As we know, if we shuffle dataset using repeat() function,
then we must set some values to ‘steps_per_epoch’.
So, here is the quesion.
I set samples’s dataset to TF,
I set batch_size to TF,
and I still have to set ‘steps_per_epoch’ manually by myself.
It is unreasonable.
Since TF2 knows “len(dataset_train)” and “batch_size”,
why can’t TF2 calculate ‘steps_per_epoch’ using “len(dataset_train) / batch_size”,
and set “len(dataset_train) / batch_size” to ‘steps_per_epoch’ automatically by TF2 itself?

code are blow.

self.dataset_train.cache().shuffle(buffer_size).batch(self.batch_size, drop_remainder=True).repeat()

self.steps_per_epoch = 200
self.hist = self.model.fit(self.dataset_train,
verbose=self.verbose, callbacks=tensor_board)

Hi @blackdove0430, When training with input tensors such as TensorFlow data tensors, the default None is equal to the number of samples in your dataset divided by the batch size, or 1 if that cannot be determined.

If x is a tf.data dataset, and steps_per_epoch is None, the epoch will run until the input dataset is exhausted.

When passing an infinitely repeating dataset, you must specify the steps_per_epoch argument.

Thank You.

Hi @Kiran_Sai_Ramineni

Thank you very much.
I think I understand now.

when using repeat() function, it means repeat forever(dataset will never exhausted),
so we must specify the steps_per_epoch some values to end the training.
On the other hand, if do not use repeat() function,
TF2 will calculate ‘steps_per_epoch’ by using “len(dataset_train) / batch_size” itself.

Here comes the next quesion.
In order to get a better training result, what kind of appropriate number should be set to ‘steps_per_epoch’?
For example,
“num_1 = len(dataset_train) / batch_size”
a = num_1
b = num_1 * 2
c = num_1 * 3
d = num_1 * 10

a,b,c,d, which one will be the best value.
I will do some test to see what will happen.

len(dataset_train) / batch_size should be good for steps_per_epoch.

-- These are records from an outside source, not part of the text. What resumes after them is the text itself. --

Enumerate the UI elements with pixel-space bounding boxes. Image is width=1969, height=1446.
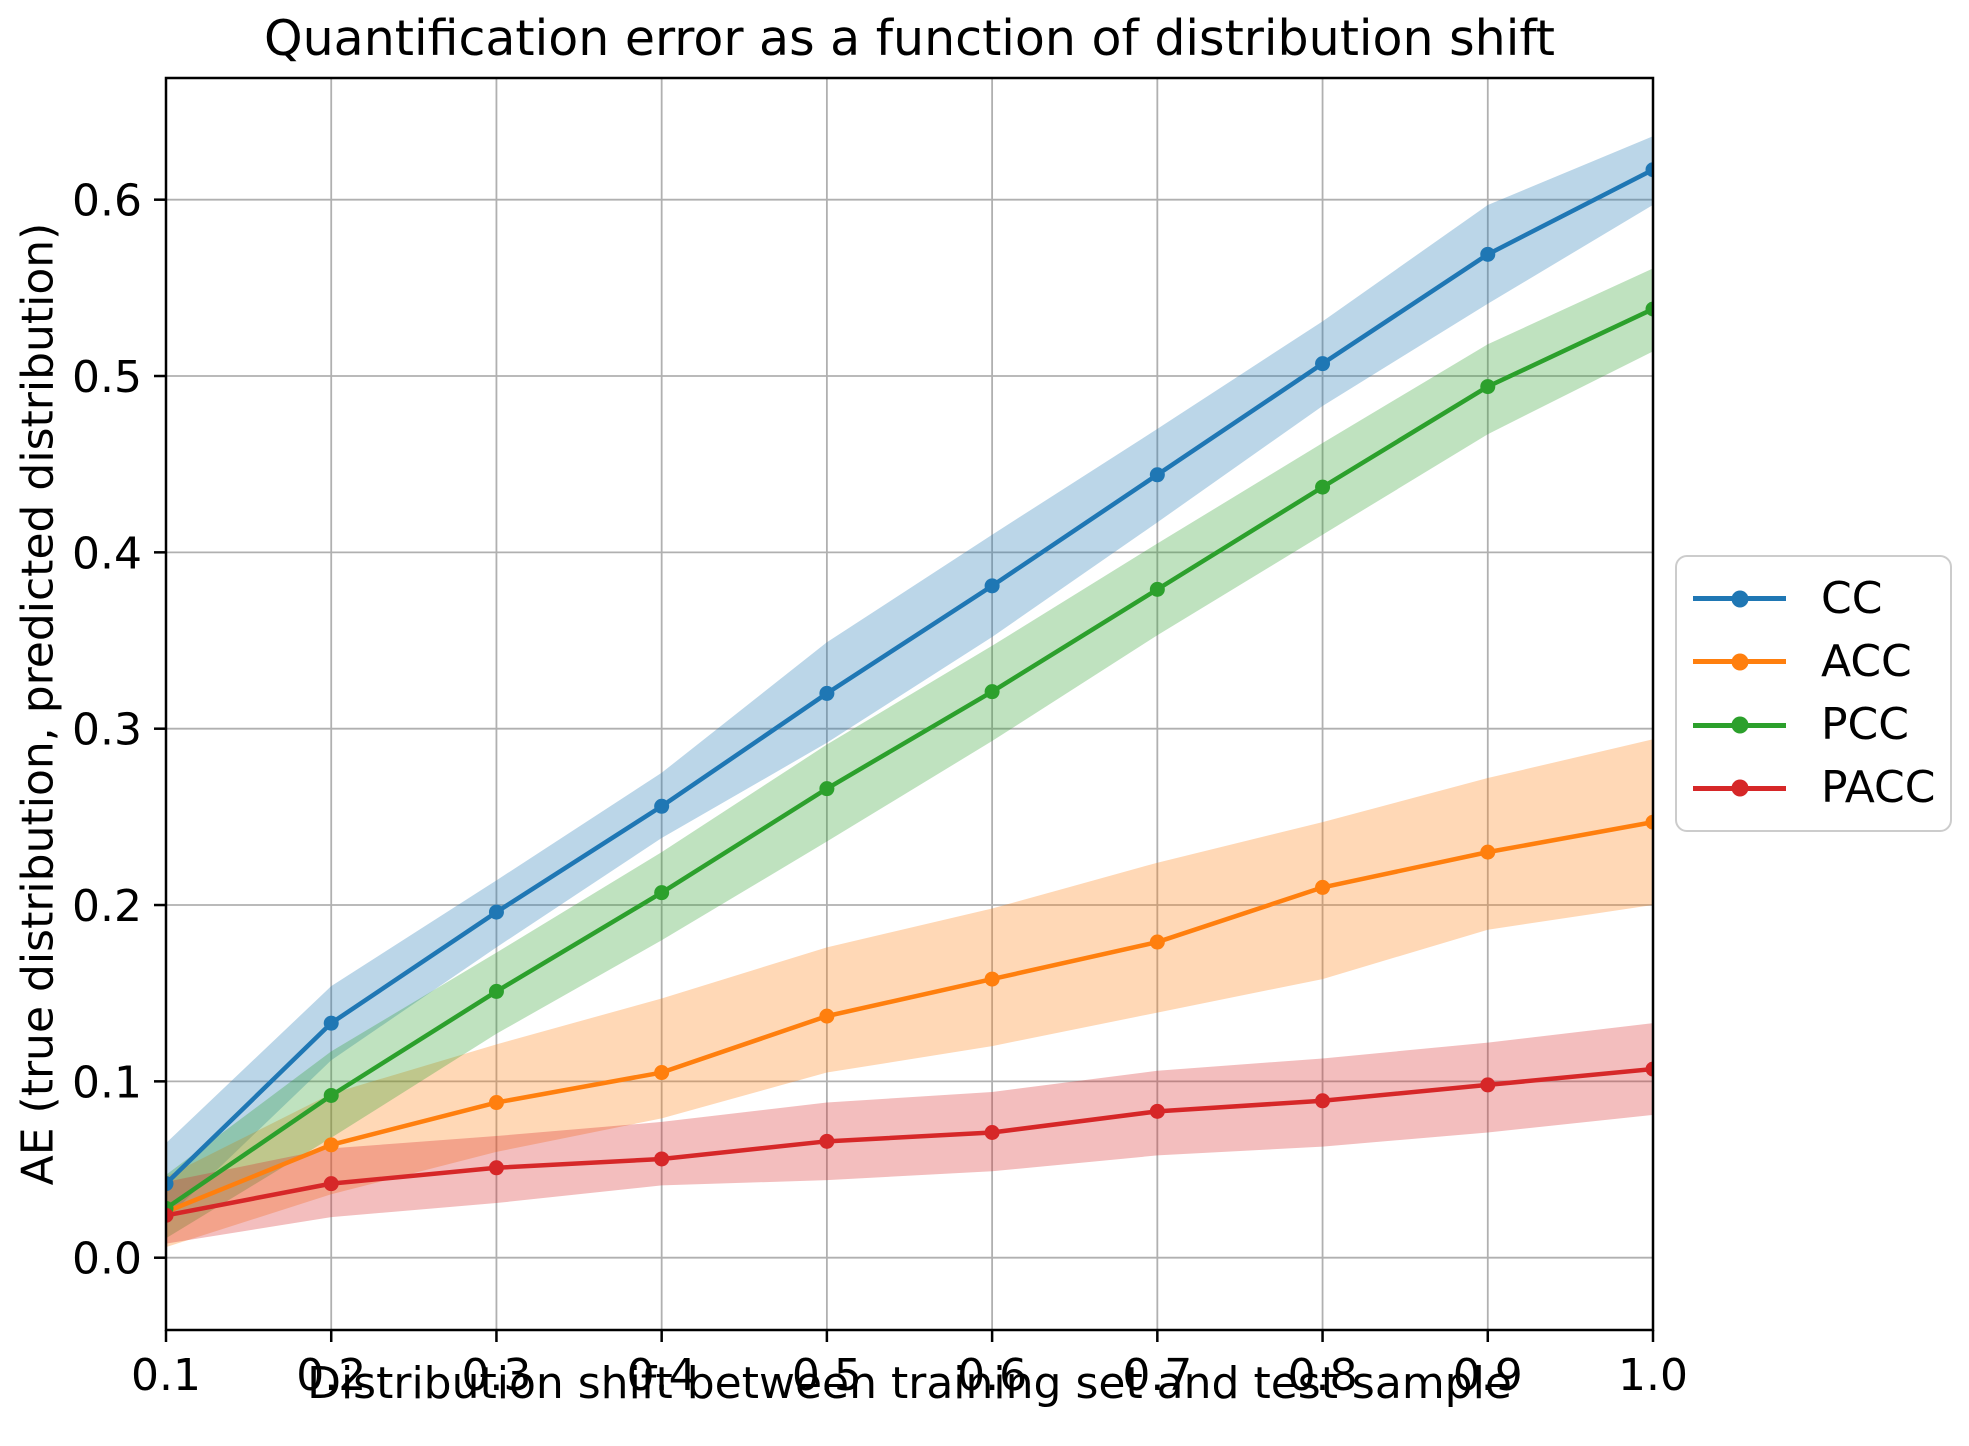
marker-CC: [1480, 246, 1496, 262]
marker-PCC: [984, 684, 1000, 700]
x-tick-label: 0.6: [957, 1350, 1027, 1401]
chart-title: Quantification error as a function of di…: [264, 10, 1555, 67]
x-tick-label: 0.9: [1453, 1350, 1523, 1401]
marker-PACC: [1480, 1077, 1496, 1093]
marker-CC: [1149, 467, 1165, 483]
marker-ACC: [819, 1008, 835, 1024]
marker-CC: [984, 578, 1000, 594]
marker-CC: [819, 685, 835, 701]
legend-label-ACC: ACC: [1821, 635, 1912, 687]
legend-label-PACC: PACC: [1821, 762, 1936, 814]
marker-PACC: [819, 1133, 835, 1149]
marker-PACC: [1149, 1103, 1165, 1119]
legend-line-sample-PACC: [1693, 779, 1786, 797]
marker-ACC: [654, 1065, 670, 1081]
marker-PACC: [1645, 1061, 1653, 1077]
axes-frame: [164, 76, 1655, 1332]
marker-CC: [488, 904, 504, 920]
legend-marker-ACC: [1731, 653, 1748, 671]
marker-ACC: [323, 1137, 339, 1153]
legend-marker-PCC: [1731, 716, 1748, 734]
y-tick-label: 0.3: [72, 705, 142, 756]
legend-label-PCC: PCC: [1821, 699, 1909, 751]
marker-ACC: [488, 1095, 504, 1111]
x-tick-label: 0.2: [296, 1350, 366, 1401]
marker-PCC: [488, 983, 504, 999]
y-tick-label: 0.1: [72, 1057, 142, 1108]
marker-ACC: [1315, 879, 1331, 895]
y-tick-label: 0.2: [72, 881, 142, 932]
marker-PCC: [1480, 379, 1496, 395]
x-tick-label: 0.3: [461, 1350, 531, 1401]
marker-PCC: [654, 885, 670, 901]
marker-CC: [654, 798, 670, 814]
marker-ACC: [1149, 934, 1165, 950]
legend-item-PCC: PCC: [1677, 694, 1950, 756]
marker-PCC: [1149, 581, 1165, 597]
marker-PCC: [819, 781, 835, 797]
marker-PCC: [1315, 479, 1331, 495]
legend-line-sample-ACC: [1693, 653, 1786, 671]
marker-PACC: [166, 1207, 174, 1223]
y-tick-label: 0.0: [72, 1234, 142, 1285]
marker-PCC: [1645, 301, 1653, 317]
marker-CC: [323, 1015, 339, 1031]
y-tick-label: 0.4: [72, 528, 142, 579]
legend-line-sample-CC: [1693, 590, 1786, 608]
marker-PACC: [488, 1160, 504, 1176]
confidence-band-ACC: [166, 739, 1653, 1248]
y-tick-label: 0.5: [72, 352, 142, 403]
y-tick-label: 0.6: [72, 176, 142, 227]
series-line-ACC: [166, 819, 1653, 1215]
marker-CC: [1645, 162, 1653, 178]
legend: CC ACC PCC PACC: [1675, 555, 1952, 832]
x-axis-label: Distribution shift between training set …: [307, 1358, 1512, 1409]
series-line-PCC: [166, 306, 1653, 1211]
series-line-PACC: [166, 1066, 1653, 1218]
y-axis-label: AE (true distribution, predicted distrib…: [12, 222, 64, 1186]
marker-PACC: [984, 1125, 1000, 1141]
x-tick-label: 0.7: [1122, 1350, 1192, 1401]
x-tick-label: 0.1: [131, 1350, 201, 1401]
marker-ACC: [1480, 844, 1496, 860]
x-tick-label: 1.0: [1618, 1350, 1688, 1401]
marker-ACC: [1645, 814, 1653, 830]
legend-line-sample-PCC: [1693, 716, 1786, 734]
x-tick-label: 0.5: [792, 1350, 862, 1401]
legend-item-PACC: PACC: [1677, 757, 1950, 819]
x-tick-label: 0.8: [1288, 1350, 1358, 1401]
marker-CC: [166, 1176, 174, 1192]
marker-PACC: [654, 1151, 670, 1167]
legend-item-CC: CC: [1677, 568, 1950, 630]
confidence-band-CC: [166, 136, 1653, 1219]
marker-PACC: [323, 1176, 339, 1192]
marker-PCC: [323, 1087, 339, 1103]
x-tick-label: 0.4: [627, 1350, 697, 1401]
marker-ACC: [984, 971, 1000, 987]
legend-marker-CC: [1731, 590, 1748, 608]
series-line-CC: [166, 167, 1653, 1186]
marker-CC: [1315, 356, 1331, 372]
legend-item-ACC: ACC: [1677, 631, 1950, 693]
legend-marker-PACC: [1731, 779, 1748, 797]
marker-PACC: [1315, 1093, 1331, 1109]
legend-label-CC: CC: [1821, 572, 1883, 624]
confidence-band-PACC: [166, 1023, 1653, 1244]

Thank You.

Thank you so much.
Thank you for your answer.

Yes you are correct.

So you know what repeat() operation does.

Now lets say you have fixed length data no repeat. You defined batch size 10, and your entire dataset is 100 entries, therefore each epoch will consume whole data set of 100 entries and since batch size is 10, it will do this operation in 10 steps, which is what steps_per_epoch mean.

Now lets say your batch size is 32, and you used self.steps_per_epoch = 200, it means total 32 * 200 (6400) rows / entries from the repeated dataset will be used to train the model in every epoch.